La quimera del ‘asociado’
Desde el primer día en el que me convertí en un associate, recibí un continuo torrente de propaganda: se nos intenta convencer para cobrar parte del sueldo en acciones de la empresa, lo que reduce la ya ínfima nómina mientras engorda el valor bursátil de la compañía. Se habla de muchos posibles bonus en caso de cumplir objetivos de productividad inalcanzables en la práctica, pero que crean la ilusión de que el responsable de que su sueldo sea tan bajo es siempre del propio trabajador y no de la compañía.
A pesar de la diversidad de labores que puede realizar un associate, el periodo de formación, que dura casi una semana, apenas entrena para ninguna tarea específica. Unas animaciones de ordenador transmiten mensajes simples, fáciles de entender para aquellos cuyo inglés o sus habilidades lectoras no son fluidas. En el modelo que Walmart ha perfeccionado, en el que se contrata y se despide automáticamente según las ventas suban o bajen, no cabe ningún tipo de especialización del trabajo.
Estas animaciones de ‘formación’, por ejemplo, nos dicen que denunciar accidentes laborales supondría incómodos trámites que no convienen a nadie, y que será mejor para todos si volvemos al trabajo porque así nos seguirán pagando. Los trabajadores, una inmensa mayoría de ellos a tiempo parcial, somos a menudo chantajeados con la promesa de trabajar horas ‘extra’ no declaradas. Gracias a esta estratagema, muy pocos associates tienen los escasos derechos que otorga el estatus de trabajador a tiempo completo en las legislaciones de Estados Unidos o Canadá.
Terreno vedado a la lucha sindical
En Walmart no hay lugar para los sindicatos, y las leyes se lo permiten. La empresa, que gasta millones de dólares en donaciones políticas, mantiene buenas relaciones con cualquier tipo de gobierno; líderes como Barack Obama o Cristina Fernández de Kirchner han hecho declaraciones elogiando a la compañía. Las prácticas antisindicales han hecho que no haya trabajadores sindicados de Walmart en toda Norteamérica. Además, la comunicación interna de la compañía ha sofisticado los canales para la delación entre los propios empleados. El periodista Hamilton Nolan cita el caso de una trabajadora despedida cuando su jefe la oyó hablar de una reunión familiar; la palabra reunión es demasiado similar a union, sindicato en inglés.

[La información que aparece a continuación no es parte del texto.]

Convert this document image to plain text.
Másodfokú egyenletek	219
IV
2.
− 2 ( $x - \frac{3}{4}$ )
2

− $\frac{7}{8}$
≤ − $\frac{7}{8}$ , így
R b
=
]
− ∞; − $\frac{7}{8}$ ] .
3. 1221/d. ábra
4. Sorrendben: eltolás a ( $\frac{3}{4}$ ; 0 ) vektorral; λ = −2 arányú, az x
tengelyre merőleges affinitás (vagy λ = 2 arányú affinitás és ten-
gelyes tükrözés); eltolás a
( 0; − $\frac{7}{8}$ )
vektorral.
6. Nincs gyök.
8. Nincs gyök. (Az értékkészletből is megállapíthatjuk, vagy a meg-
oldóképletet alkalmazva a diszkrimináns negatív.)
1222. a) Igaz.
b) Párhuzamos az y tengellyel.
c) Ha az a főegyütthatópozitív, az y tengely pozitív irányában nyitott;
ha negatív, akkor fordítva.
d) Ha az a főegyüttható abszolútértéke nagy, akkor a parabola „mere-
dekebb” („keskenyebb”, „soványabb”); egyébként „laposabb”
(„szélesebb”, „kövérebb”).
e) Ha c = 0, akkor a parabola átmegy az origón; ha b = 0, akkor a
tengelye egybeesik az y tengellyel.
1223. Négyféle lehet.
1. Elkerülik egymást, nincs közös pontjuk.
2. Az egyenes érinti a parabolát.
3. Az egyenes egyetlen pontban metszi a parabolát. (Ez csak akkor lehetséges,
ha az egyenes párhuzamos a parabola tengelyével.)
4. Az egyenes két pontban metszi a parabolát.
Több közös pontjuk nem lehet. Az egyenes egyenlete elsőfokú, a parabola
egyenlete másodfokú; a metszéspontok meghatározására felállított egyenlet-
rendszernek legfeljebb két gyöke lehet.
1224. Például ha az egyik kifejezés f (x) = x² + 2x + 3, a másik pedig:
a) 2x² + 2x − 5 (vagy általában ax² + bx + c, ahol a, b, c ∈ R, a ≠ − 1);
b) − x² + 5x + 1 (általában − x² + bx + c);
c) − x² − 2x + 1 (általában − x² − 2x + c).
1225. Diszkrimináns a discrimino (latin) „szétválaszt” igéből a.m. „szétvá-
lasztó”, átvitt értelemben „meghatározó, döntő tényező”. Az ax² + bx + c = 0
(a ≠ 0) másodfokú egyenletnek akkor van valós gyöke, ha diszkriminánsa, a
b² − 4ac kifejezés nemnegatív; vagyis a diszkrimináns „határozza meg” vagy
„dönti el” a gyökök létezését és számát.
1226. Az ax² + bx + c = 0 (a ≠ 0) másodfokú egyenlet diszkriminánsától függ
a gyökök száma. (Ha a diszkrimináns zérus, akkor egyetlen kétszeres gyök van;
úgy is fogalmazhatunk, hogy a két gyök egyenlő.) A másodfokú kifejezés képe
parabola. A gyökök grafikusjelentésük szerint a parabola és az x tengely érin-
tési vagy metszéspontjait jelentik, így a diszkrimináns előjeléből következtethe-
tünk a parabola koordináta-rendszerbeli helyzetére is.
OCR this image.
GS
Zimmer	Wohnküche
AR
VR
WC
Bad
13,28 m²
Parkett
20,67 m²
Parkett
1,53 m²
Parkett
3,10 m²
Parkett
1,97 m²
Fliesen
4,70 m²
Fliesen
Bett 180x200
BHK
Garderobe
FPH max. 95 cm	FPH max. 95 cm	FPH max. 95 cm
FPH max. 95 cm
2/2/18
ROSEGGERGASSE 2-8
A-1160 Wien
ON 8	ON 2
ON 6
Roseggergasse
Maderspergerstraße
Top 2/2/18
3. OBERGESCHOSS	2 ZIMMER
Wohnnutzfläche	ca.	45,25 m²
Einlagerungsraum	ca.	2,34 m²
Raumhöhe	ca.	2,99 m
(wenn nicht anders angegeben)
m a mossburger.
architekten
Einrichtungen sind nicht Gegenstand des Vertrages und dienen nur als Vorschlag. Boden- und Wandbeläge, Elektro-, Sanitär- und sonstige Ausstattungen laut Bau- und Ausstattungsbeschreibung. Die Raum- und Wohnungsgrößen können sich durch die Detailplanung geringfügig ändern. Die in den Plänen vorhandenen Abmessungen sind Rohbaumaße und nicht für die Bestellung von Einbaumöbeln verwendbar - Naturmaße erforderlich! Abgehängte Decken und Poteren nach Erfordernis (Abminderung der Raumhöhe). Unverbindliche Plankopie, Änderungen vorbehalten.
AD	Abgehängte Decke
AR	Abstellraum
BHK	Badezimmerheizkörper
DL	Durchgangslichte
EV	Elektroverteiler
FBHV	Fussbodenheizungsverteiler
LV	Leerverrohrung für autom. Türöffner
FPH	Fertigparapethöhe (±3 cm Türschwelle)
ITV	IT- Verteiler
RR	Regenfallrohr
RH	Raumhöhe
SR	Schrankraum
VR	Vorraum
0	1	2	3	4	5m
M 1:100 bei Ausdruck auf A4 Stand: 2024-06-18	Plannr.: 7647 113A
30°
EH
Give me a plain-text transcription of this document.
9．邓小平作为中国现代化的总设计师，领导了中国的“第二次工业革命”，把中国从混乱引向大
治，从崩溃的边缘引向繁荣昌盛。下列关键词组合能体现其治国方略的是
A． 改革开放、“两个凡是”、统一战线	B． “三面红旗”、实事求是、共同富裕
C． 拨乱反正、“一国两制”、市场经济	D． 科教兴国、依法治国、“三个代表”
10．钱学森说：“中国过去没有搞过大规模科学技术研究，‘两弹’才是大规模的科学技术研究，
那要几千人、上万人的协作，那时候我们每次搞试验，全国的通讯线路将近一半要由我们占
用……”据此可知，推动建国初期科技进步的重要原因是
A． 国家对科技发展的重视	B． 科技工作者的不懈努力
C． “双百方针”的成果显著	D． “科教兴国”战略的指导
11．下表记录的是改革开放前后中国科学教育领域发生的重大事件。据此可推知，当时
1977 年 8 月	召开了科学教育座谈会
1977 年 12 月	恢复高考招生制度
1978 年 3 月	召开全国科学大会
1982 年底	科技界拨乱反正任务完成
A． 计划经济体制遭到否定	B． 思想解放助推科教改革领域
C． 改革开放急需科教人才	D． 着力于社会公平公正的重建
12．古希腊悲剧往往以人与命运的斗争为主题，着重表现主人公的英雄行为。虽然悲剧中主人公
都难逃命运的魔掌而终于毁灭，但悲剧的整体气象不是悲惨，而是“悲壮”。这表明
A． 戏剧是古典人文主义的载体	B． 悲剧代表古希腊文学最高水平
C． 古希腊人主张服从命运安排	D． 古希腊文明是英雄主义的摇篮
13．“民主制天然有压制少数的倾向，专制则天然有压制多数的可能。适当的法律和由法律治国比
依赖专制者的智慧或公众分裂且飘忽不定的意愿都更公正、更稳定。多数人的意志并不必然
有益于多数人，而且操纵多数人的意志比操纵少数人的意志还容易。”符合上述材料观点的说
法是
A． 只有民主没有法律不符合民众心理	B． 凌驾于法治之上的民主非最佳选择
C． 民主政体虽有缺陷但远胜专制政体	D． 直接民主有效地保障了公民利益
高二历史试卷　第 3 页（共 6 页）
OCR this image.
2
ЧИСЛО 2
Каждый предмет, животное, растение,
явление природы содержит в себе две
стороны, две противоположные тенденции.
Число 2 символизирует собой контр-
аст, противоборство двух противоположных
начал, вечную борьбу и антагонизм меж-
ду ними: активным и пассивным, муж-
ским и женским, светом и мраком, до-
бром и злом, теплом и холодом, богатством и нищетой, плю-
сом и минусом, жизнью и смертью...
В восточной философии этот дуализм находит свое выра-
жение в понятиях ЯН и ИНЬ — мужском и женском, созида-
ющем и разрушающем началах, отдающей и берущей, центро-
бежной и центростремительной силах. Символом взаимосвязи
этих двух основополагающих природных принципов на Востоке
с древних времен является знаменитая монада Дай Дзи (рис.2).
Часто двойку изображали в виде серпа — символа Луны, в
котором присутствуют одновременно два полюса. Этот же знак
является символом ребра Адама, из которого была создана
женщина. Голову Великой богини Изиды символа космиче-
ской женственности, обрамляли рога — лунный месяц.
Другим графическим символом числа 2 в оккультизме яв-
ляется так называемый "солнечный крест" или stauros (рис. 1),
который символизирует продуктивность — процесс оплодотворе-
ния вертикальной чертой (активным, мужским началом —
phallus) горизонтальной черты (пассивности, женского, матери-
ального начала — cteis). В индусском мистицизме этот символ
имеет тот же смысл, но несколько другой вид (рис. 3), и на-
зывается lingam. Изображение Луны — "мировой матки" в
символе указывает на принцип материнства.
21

Cuando los carniceros de un Walmart de Texas decidieron organizarse en un sindicato, la empresa decidió prescindir de todos sus charcuteros en todo el planeta, y pasar a vender únicamente carne empaquetada en bandejas. Cuando los trabajadores del hipermercado de Jonquiere, en Québec, se organizaron, Walmart no dudó en cerrar, despedir a todos los trabajadores y abandonar ese pueblo.
Documentales como The High Cost of Low Price muestran el efecto devastador sobre la economía de las zonas donde Walmart desembarca. Instalándose en las afueras de las ciudades, con costes laborales mínimos y con una política de precios diseñada para eliminar a su competencia, destruye muchos más puestos de trabajo que los muy precarios empleos que crea.
Walmart es la segunda empresa del mundo con más beneficios, sólo superada por ExxonMobil, y, si se cumplen los pronósticos y Hillary Clinton llega a la Casa Blanca en 2016, la empresa habrá conseguido colocar en la presidencia de los Estados Unidos a una antigua lobbista y miembro de su Consejo de Administración; para entonces, miles de associates seguirán reponiendo los estantes de alimentación mientras no pueden permitirse tres comidas diarias, y para la familia Walton, la creación de pobreza seguirá siendo un excelente negocio.